Lissanthe rubicunda is a species of flowering plant in the family Ericaceae and is endemic to the south of Western Australia. It is a slender, erect to spreading shrub with few branches and sharply-pointed linear leaves and short spikes or racemes of red, tube-shaped flowers.

==Description==
Lissanthe rubicunda is a slender, erect to spreading shrub with few branches that typically grows to a height of up to 1 m. Its leaves are sharply-pointed, and mostly about 6.5 mm long and furrowed on the lower surface. The flowers are borne in short spikes or racemes on the ends of the branches, each flower on a pedicel about 1 mm long with smaller bracts and bracteoles at the base.
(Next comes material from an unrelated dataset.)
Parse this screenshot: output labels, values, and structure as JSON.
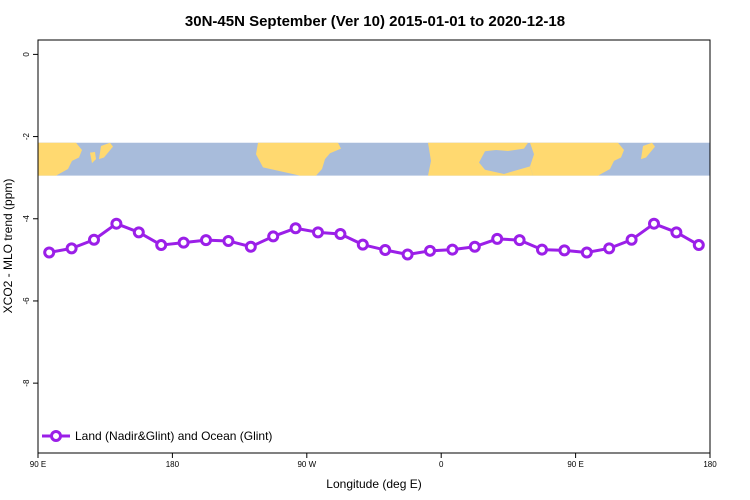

The sepals are broadly egg-shaped and about 1 mm long and the petal are red, joined at the base, forming a tube about 6.5 mm long with lobes more than 2 mm long and bearded near the ends.

==Taxonomy==
This species was first formally described in 1864 by Ferdinand von Mueller who gave it the name Cyathodes rubicunda in his Fragmenta phytographiae Australiae from specimens collected by George Maxwell. In 1867, Mueller transferred the species to Styphelia as S. rubicunda in a later edition of the Fragmenta.
In 2005, Jocelyn Marie Powell, Crayn and Elizabeth Brown transferred the species to Lissanthe as L. rubicunda in Australian Systematic Botany. The specific epithet (rubicunda) means "red" or "ruddy".

==Distribution==
Lissanthe rubicunda grows in sandy and clay soils, spongolite, limestone and laterite on planis, slopes, watercourses, swamp edges and winter-wet places in the Coolgardie, Esperance Plains and Mallee bioregions of southern Western Australia.